Miércoles, 3 de Octubre de 2007

Lagerfeld abre, infalible, la quinta jornada del Prêt-à-Porter estival 2008

EFE ·03/10/2007 - 21:53h

EFE - Karl Lagerfeld (centro) abrió la quinta jornada de desfiles del Prêt-à-Porter de París para la próxima temporada estival. EFE

Karl Lagerfeld, figura ya histórica y siempre de vanguardia en la moda internacional, volvió hoy a mostrar su arte en los jardines del Louvre, al abrir la quinta jornada de desfiles del Prêt-à-Porter de París para la próxima temporada estival.

Las pasarelas vivieron hoy además dos despedidas, la primera de Valentino, quien tras decir adiós a la alta costura en Roma, el pasado julio, se despidió ahora en París.

"Muy joven, muy bonita y con mucho color", fue como describió su última colección un elegante invitado, tras haber contemplado bellos vestidos cortos y trajes de chaqueta ultrafemeninos, en colores acidulados, rosas, violetas, parmas y manzanilla.

El rojo Valentino, muy vivo, estuvo por supuesto presente en modelos "ultrachic", al igual que el negro.

La otra despedida del momento fue la de José-Enrique Oña Selfa, el modisto español de origen belga que defiende la línea artística de Loewe desde hace varios años y que presentó hoy lo que algunos expertos presentes no dudaron en calificar como "su mejor colección".

Hubo en ella abundante cuero, exquisita obligación de esta firma de alta marroquinería fundada en España, que a finales del siglo XX pasó a reunirse con Dior, Givenchy o Kenzo, dentro del número uno del lujo mundial, el grupo francés LVMH.

Cuero, pues, muy blanco, pero también beige y amarillo pálido, azul marino y negro, y suaves dorados, junto a estampados levemente cósmicos.

El plateado brilló por su casi total ausencia, a excepción de un chaleco de lentejuelas de cristal.
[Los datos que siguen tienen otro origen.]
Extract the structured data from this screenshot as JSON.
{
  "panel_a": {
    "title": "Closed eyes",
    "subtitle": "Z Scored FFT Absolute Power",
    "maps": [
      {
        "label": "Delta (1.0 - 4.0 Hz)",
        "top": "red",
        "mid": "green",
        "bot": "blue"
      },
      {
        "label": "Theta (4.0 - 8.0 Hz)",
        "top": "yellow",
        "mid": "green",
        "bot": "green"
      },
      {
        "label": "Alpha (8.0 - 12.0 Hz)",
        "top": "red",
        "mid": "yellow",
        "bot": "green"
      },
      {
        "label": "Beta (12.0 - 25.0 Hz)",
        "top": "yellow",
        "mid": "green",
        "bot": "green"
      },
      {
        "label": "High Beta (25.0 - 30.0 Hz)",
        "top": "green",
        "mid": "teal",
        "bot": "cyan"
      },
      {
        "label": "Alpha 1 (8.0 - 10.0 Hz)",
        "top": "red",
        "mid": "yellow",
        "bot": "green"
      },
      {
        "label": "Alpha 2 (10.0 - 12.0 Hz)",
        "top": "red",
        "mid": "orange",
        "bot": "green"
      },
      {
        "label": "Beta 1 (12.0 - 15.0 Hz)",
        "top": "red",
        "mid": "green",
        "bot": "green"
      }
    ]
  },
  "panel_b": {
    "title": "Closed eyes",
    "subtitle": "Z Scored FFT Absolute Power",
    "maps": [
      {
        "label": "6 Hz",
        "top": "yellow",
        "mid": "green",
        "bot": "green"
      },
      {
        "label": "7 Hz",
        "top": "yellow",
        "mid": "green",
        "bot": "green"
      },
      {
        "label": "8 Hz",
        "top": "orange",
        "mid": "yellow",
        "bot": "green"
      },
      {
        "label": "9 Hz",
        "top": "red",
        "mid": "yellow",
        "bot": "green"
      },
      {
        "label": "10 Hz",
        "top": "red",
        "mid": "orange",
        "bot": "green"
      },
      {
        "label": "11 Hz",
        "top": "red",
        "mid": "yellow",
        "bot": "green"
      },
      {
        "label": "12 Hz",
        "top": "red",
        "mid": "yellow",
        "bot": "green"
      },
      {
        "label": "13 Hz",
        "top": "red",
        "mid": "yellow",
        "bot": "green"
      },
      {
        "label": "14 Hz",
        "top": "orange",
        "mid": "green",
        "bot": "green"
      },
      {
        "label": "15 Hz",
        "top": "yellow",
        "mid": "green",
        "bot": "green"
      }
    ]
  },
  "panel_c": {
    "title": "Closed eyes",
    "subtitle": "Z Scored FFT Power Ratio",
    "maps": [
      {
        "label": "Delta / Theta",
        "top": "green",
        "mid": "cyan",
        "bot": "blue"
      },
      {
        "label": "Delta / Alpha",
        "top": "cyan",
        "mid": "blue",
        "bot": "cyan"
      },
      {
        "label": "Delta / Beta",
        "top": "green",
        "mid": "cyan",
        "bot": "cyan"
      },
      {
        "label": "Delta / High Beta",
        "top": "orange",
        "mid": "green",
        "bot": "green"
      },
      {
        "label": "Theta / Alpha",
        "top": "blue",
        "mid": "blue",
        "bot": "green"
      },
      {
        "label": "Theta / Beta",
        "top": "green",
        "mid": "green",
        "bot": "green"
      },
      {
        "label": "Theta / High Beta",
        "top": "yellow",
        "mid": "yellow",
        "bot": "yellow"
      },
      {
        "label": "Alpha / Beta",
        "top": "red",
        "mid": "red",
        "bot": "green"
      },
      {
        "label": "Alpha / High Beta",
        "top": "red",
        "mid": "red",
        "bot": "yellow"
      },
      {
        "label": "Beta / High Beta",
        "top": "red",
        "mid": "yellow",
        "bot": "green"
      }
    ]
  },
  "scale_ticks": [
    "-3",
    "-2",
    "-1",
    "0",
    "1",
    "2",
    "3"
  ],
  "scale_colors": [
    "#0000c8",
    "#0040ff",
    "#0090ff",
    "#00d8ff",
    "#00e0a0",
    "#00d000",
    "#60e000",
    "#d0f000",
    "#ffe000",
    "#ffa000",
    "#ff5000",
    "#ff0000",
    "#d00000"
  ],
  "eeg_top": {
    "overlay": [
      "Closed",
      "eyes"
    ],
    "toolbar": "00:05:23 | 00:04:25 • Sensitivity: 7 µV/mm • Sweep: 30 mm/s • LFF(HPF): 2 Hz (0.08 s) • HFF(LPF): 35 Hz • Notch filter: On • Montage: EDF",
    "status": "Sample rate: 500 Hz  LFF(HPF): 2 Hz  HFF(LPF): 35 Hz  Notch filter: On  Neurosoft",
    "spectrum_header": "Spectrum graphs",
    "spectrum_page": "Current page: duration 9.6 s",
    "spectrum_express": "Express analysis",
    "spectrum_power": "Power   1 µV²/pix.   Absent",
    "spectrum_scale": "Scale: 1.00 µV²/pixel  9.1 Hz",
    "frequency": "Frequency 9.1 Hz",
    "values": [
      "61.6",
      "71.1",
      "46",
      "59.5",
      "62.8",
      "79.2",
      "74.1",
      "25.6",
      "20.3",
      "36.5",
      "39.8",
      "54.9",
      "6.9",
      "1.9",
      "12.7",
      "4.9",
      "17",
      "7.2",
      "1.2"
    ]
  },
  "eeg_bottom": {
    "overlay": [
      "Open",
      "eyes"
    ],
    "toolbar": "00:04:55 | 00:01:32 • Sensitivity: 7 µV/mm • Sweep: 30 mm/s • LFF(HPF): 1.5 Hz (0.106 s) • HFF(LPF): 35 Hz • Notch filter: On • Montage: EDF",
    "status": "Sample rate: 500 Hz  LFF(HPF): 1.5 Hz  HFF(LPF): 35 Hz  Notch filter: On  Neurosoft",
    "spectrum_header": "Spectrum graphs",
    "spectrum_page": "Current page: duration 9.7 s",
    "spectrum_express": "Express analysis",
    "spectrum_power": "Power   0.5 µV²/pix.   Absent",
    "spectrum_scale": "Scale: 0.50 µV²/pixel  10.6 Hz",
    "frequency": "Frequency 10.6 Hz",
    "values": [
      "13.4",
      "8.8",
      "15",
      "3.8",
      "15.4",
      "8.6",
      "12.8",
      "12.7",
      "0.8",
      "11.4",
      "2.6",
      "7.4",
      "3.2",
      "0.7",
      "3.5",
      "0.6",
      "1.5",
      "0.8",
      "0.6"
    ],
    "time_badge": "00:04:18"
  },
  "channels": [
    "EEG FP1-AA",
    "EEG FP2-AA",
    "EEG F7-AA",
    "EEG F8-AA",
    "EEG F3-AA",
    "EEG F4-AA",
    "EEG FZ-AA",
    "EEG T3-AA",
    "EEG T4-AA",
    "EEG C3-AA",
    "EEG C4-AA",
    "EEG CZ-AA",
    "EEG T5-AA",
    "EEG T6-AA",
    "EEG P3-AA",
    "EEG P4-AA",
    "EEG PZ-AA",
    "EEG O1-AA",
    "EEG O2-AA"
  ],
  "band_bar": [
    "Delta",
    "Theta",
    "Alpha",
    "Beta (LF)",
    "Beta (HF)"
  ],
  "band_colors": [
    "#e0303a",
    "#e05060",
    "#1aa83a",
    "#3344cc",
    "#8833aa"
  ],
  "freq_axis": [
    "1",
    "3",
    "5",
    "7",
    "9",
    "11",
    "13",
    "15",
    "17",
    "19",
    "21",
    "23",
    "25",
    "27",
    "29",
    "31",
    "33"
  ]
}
Vestidos de cóctel muy cortos y trajes de noche muy largos, pantalones anchos y bien colocados en la cintura, en un perfecto juego masculino-femenino, grandes faldas, camisas con la espalda al descubierto, short y grandes cinturones de inspiración griega fueron algunas características del último Oña Selfa para Loewe.

En cuanto a Lagerfeld, la cita había sido fijada a las 09.30 de la mañana, es decir muy temprano para una figura monumental del vestir parisiense, pero el modisto alemán es sin duda buen madrugador.

Cómo si no, poder construir tantas colecciones al mismo tiempo, entre ellas la suya propia y la de Chanel.

En cualquier caso, el público que abarrotaba los jardines de las Tullerías, ante las puertas de la gran carpa blanca instalada a los efectos, esperó hasta las 10.00 para poder entrar a este desfile, que desde el cartón de invitación se anunciaba lleno de contrastes, entre el negro y el color.

La idea se confirmó desde el primer momento en la decoración del lugar, entre cuyas paredes negras sobresalían las líneas formadas por los asientos, tapizados en colores muy vivos, a juego con sus diseños.

Además del negro y los colores fluorescentes, suavemente aplicados, por ejemplo en una delgadísima camiseta verde musgo bajo una camiseta de tirantes negros y falda amplia negra, el blanco fue un color fundamental.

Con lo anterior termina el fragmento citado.